Specific to this topic, with power I was thinking even if one eliminates all the controllable factors bum luck is still around the corner. Your right it is not a matter of time or inevitable a knowledgeable professional approach that manages risk properly should allow one to safely work around something as dangerous as high voltage lines. Basically exactly what I did not do and it nearly cost me everything.


----------



## clearance (Oct 24, 2007)

Mitchell said:


> motorcycles mix in a lot more variables [other people's decisions] then working around lines. I do think the old timer was right however, I believe if you put in enough miles you will "crash". Is there a rider out there without a good war story? Or some one it that community who is not missing a few acquaintances?
> Specific to this topic, with power I was thinking even if one eliminates all the controllable factors bum luck is still around the corner. Your right it is not a matter of time or inevitable a knowledgeable professional approach that manages risk properly should allow one to safely work around something as dangerous as high voltage lines. Basically exactly what I did not do and it nearly cost me everything.

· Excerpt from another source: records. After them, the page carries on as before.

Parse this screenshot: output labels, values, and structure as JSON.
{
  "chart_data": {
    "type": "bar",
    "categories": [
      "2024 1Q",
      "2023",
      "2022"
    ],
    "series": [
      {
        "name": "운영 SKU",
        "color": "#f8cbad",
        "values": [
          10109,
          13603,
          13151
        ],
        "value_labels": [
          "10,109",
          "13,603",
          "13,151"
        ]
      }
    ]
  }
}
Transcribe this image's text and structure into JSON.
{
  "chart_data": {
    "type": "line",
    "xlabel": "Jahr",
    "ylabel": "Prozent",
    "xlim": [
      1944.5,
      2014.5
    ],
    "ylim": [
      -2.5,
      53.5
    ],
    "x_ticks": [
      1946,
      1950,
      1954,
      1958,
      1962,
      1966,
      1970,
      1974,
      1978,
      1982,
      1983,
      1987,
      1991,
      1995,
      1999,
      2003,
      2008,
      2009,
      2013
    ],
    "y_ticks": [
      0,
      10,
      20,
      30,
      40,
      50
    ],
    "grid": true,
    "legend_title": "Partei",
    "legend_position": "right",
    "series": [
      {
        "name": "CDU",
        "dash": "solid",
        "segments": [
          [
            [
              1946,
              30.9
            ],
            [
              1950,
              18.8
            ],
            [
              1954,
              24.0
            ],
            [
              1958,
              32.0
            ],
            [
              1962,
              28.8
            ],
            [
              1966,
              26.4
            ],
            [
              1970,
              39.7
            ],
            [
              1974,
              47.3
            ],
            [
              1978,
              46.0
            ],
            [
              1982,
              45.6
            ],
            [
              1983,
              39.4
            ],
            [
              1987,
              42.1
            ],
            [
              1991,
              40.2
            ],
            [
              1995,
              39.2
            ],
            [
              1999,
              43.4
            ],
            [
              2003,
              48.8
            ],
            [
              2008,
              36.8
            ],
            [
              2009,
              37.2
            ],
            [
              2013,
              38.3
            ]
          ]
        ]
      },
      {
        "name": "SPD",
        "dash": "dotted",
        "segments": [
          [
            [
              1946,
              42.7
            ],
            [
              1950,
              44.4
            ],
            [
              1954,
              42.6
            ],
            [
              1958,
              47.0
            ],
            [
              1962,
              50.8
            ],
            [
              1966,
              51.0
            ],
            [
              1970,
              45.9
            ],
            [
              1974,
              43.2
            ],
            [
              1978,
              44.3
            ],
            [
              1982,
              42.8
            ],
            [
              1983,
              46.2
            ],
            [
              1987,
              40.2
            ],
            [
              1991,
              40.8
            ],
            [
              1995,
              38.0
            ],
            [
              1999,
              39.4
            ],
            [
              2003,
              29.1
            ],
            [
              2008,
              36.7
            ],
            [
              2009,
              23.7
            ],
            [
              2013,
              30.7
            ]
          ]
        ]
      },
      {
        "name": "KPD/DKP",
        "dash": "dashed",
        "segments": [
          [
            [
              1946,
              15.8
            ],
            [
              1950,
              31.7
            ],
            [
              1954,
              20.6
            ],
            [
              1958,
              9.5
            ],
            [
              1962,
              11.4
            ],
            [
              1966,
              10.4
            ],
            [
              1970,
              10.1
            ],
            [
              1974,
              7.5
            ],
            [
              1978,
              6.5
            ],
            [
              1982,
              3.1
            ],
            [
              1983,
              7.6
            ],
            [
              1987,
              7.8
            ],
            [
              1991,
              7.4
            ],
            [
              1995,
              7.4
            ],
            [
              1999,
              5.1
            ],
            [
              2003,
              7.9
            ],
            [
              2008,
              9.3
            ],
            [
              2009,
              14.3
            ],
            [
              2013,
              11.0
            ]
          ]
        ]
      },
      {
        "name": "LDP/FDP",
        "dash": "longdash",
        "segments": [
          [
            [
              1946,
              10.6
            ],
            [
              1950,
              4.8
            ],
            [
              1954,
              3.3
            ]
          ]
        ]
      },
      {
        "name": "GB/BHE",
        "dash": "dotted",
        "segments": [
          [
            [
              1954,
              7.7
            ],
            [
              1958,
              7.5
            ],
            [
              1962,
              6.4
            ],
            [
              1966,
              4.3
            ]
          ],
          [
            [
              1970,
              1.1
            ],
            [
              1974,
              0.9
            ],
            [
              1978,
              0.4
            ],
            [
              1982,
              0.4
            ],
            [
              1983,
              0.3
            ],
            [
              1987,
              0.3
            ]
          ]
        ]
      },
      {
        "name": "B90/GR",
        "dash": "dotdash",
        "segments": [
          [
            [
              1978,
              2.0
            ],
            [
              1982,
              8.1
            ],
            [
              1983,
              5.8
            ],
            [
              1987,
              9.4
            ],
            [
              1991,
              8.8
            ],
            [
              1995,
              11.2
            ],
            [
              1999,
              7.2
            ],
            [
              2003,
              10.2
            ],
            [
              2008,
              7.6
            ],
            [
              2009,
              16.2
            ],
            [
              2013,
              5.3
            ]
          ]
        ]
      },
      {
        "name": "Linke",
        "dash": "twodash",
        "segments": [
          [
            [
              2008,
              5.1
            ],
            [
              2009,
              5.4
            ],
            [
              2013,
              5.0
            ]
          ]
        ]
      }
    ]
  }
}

Like I said, glad you are ok. I suggest you look up section 19 (Electrical safety) on the Worksafe B.C. website (WCB). Fact is, on voltages ranging from over 751 volts to 60 000 volts the unqualified limit of approach (C), (you) is 10 ft. As a C.U.A. my limit on 12 KV is (A)-tested tool-1ft. (B) personal, including inadvertant movement-3ft. For 25 KV (A) is 11/2 ft., (B) is 4 ft. For 60 KV (A) is 3 ft and (B) is 5 ft. 
There are many old easements in backyards around B.C., we have to climb them, as long as proper work procedures are followed its just a routine part of the job.


----------



## Farmer Ferd (Oct 24, 2007)

I was working in a backyard trimming a tree. The tip of the mulberry was close to what looked like a 440 line about 15 foot away and only about 25 foot off the ground. I held the base of the small branch in my hand and started cutting with my silky. I got a nice little zap not on my silky but on my hand holding the branch. I did a double take. there was nothing touching the branch which was only one inch in diameter where I was and only leaves near the power line. I touched the branch again without cutting, nothing, I started cutting again but very lightly and i could feel the current there. scary needless to say that was it for me.


----------



## Mitchell (Oct 24, 2007)

*10'*

I will review the approach distances again. I am [and was] aware of the 10' to single insulator bare lines however, in this case I did not know I was near one. I have traditionally been respectful of the approach distances and I will be doubly so now.


----------



## ciscoguy01 (Oct 26, 2007)

*IN-Law*



beowulf343 said:


> I'm actually surprised at your surprise. Lines running through backyards is actually quite common in parts of NY. Was working for Asplundh when they picked up the contract for RG&E. They had to put on as many split-dumps as buckets because so many of their lines ran through backyards. They had whole circuits that were 90% backyard. Groundies definitely earned their pay on those crews.
> 
> Glad you are ok-it can definitely be a shocking experience!



My step dad in-law works for Asplundh here in the 'daks. Those boys are CRAZY busy for sure...


----------



## Timbersports (Nov 20, 2007)

High lines require high voltage to push the current for long distances. If you are well grounded, no matter what part of the body the line touches, it will most likely be blown off. Your clothes will be on fire. You most likely will not survive. Your body is like a resistor. Voltage devided by resistance (ohms)equals current (amps). The resistance between your arm and leg is about 500 ohms give or take due to humidity and skin type...etc, other places are much less resistive. 12000 volts devided by 500 equals 24 amps. It takes less than one amp to kill you. 200ma will almost do it. Be very thankfull you were not well grounded. The big lines dont play. So glad you are ok.


----------



## tree md (Nov 20, 2007)

I have "brushed" HV (or high tension) before myself.

Won't go into it unless you ask me to but let me say, I learned a lesson! 

Had it go through my entire body and escaped unscathed (that i can tell  )!!!

Only happened 1 time tho and I learned from it... Thank you Jesus! 

I've had friends that weren't so lucky!


----------



## Mitchell (Nov 20, 2007)

*look up and live*

Divinity aside, it was luck pure and simple. [althought not sure what I might have done to warrent intervention if the big guy had a say that day]. The event did not really register with me at the time...


----------